Nonetheless all the sites in Valemont‘s content universe, meant to get your blood flowing, are there by design. “I want as a viewer to be totally engaged, to be pulled down the rabbit hole…I want webisodes to be the tendrils that pull me in…That’s what interesting to me. If I’m going to keep doing it, that’s what I’m going to need to do,” Electric Farm’s Brent Friedman told me about his vision of weaving complex narratives for viewers.
Yes, the narrative, the good stuff.
Valemont takes place at an elite university of the same name, where girl-next-door Sophie Gracen tries to uncover the truth behind her brother’s mysterious death, Eric, a student at the university. In a nod to the series’ benefactor, Gracen uses her brother’s Verizon phone to uncover parts of his life and navigate the suspicious school to find his murderer.
Valemont spins a sturdy yarn, but the series starts at a disadvantage because of all the vampire stories coming out now, at a pace that even bewilders me. Still, amidst the glut, Valemont distinguishes itself by tweaking some of the conventions we see in True Blood, Twilight and the Vampire Diaries. The university concept is novel, as is the constant flipping of who’s good, bad and suspect (most of the vampire media I’ve seen makes it very clear early on who you’re supposed to identify with).
Within Friedman’s three minute episodes, Friedman writer Christian Taylor packs in as much action and scenes as is comprehensible. There are few dull moments. Many web series producers fail to realize this: not all 5-minute intervals feel the same. Just because an episode is 5 minutes, or 3 minutes, doesn’t mean it goes by quickly. All the rules of good filmmaking and storytelling still apply, and may even be more important.

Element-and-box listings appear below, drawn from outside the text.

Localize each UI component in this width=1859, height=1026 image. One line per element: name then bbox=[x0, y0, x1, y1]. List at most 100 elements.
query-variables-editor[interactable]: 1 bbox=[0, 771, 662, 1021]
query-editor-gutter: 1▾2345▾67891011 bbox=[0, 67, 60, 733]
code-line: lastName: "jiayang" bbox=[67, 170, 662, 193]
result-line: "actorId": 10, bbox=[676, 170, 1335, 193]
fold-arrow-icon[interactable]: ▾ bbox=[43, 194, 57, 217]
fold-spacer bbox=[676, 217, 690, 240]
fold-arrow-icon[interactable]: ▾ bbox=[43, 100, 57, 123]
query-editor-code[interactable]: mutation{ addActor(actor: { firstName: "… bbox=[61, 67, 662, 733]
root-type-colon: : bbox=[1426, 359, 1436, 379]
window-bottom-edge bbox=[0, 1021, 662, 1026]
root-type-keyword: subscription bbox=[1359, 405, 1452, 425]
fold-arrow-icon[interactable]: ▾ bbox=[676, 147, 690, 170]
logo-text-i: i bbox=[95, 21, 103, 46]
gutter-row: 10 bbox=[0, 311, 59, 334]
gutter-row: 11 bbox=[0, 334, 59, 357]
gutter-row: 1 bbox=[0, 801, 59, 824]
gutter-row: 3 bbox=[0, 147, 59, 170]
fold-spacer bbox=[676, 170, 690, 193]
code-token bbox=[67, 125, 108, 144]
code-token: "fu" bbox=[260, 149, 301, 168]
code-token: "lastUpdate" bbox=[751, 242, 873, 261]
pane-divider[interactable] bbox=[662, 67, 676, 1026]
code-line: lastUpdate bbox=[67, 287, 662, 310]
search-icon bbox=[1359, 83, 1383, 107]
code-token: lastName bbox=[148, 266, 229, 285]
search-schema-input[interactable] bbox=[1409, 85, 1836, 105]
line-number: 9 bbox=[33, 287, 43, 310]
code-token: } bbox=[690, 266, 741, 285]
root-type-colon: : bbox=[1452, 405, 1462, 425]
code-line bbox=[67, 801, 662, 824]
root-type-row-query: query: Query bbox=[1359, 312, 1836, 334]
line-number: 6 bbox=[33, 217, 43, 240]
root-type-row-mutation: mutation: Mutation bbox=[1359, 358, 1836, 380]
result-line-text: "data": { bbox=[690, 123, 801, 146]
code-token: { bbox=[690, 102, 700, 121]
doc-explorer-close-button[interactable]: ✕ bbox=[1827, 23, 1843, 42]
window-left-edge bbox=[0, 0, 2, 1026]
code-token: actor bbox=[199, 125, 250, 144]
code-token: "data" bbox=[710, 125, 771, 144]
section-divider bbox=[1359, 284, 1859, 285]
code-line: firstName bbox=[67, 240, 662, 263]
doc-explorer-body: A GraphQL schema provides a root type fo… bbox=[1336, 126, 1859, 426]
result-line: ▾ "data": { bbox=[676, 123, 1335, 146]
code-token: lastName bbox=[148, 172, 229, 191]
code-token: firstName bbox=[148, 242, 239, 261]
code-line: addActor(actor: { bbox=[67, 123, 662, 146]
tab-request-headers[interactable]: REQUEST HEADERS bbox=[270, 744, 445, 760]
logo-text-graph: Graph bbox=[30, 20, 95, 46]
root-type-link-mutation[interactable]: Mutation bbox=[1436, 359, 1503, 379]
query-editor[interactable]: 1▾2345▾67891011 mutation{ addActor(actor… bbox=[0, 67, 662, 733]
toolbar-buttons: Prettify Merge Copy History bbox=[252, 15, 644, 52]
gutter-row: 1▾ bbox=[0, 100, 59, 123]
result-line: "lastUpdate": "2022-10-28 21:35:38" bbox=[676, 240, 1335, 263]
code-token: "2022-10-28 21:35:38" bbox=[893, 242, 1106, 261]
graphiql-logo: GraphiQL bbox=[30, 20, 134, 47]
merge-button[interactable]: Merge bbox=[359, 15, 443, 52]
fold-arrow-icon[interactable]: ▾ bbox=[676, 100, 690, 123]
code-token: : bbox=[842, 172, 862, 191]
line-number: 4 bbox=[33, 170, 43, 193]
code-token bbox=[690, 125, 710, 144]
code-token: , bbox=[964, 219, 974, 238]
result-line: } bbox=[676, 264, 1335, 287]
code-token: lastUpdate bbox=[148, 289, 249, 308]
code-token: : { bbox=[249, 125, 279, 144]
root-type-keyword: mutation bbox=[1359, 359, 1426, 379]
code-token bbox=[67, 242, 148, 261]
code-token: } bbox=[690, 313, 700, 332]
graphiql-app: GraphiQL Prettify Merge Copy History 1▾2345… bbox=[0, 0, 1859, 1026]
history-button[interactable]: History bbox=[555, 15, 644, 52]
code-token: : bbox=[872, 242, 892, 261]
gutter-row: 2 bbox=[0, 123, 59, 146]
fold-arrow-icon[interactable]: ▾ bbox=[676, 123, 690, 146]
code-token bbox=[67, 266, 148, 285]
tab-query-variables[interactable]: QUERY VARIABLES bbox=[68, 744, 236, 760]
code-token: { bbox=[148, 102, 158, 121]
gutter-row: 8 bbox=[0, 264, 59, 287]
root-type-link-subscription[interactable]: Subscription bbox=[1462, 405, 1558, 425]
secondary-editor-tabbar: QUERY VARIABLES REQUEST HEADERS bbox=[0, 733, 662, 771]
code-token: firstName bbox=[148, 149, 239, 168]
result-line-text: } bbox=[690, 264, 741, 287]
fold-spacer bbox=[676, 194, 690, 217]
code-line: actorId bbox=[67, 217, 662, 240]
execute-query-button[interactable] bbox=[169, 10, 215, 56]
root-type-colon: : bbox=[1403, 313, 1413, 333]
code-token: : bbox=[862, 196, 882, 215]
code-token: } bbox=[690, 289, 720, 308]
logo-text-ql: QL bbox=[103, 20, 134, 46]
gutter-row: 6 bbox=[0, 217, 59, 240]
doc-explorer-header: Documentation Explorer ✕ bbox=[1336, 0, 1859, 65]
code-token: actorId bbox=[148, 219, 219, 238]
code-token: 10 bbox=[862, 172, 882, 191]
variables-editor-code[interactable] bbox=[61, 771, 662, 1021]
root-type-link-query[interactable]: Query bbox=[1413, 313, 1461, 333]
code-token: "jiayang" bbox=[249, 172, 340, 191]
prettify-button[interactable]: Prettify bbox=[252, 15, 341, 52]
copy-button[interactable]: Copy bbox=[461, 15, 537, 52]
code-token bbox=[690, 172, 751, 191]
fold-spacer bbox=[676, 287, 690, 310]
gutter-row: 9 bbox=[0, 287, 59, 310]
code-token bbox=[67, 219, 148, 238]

This week, we enter the final stages of the narrative. (Spoiler alert!) Sophie is now, we know, a vampire; her assumed dead brother is alive and one too; our once helpful (and increasingly attractive) aide Gabriel is not so nice anymore, and maybe out of commission. Where is the story headed now? All the major questions posed at the beginning have been answered.
What’s left? Quite a bit of new questions. What about Sophie and Eric’s father; what happened to him? What happened to Desmodus (linked to their unmentioned mother?)? Will Poppy pull out a surprise and shock us all or is she really just comic relief? Professor Blunt is in on the game, but does he have anything at stake we don’t know about yet? Will Valemont University survive — it seems like, as viewers, we want it to now — or will Sophie flip out like a newly minted vampiress and shut the whole place down? Is Sebastian the Edward Cullen to Sophie’s Bella Swan, or the Eric Northman to her Sookie Stackiehouse, or neither (likely that)? Is Queen Beatrice due the vengeful rampage of a woman scorned? Who in this matrix of shifting personalities and identities do we trust?
I’m curious. For someone watching a vampire story circa October 2009, that’s a remarkable thing.
It doesn’t take long to watch all the episodes (here), so you might as well! And as for the transmedia extravaganza, you can wade in as deep or stay as shallow as you like.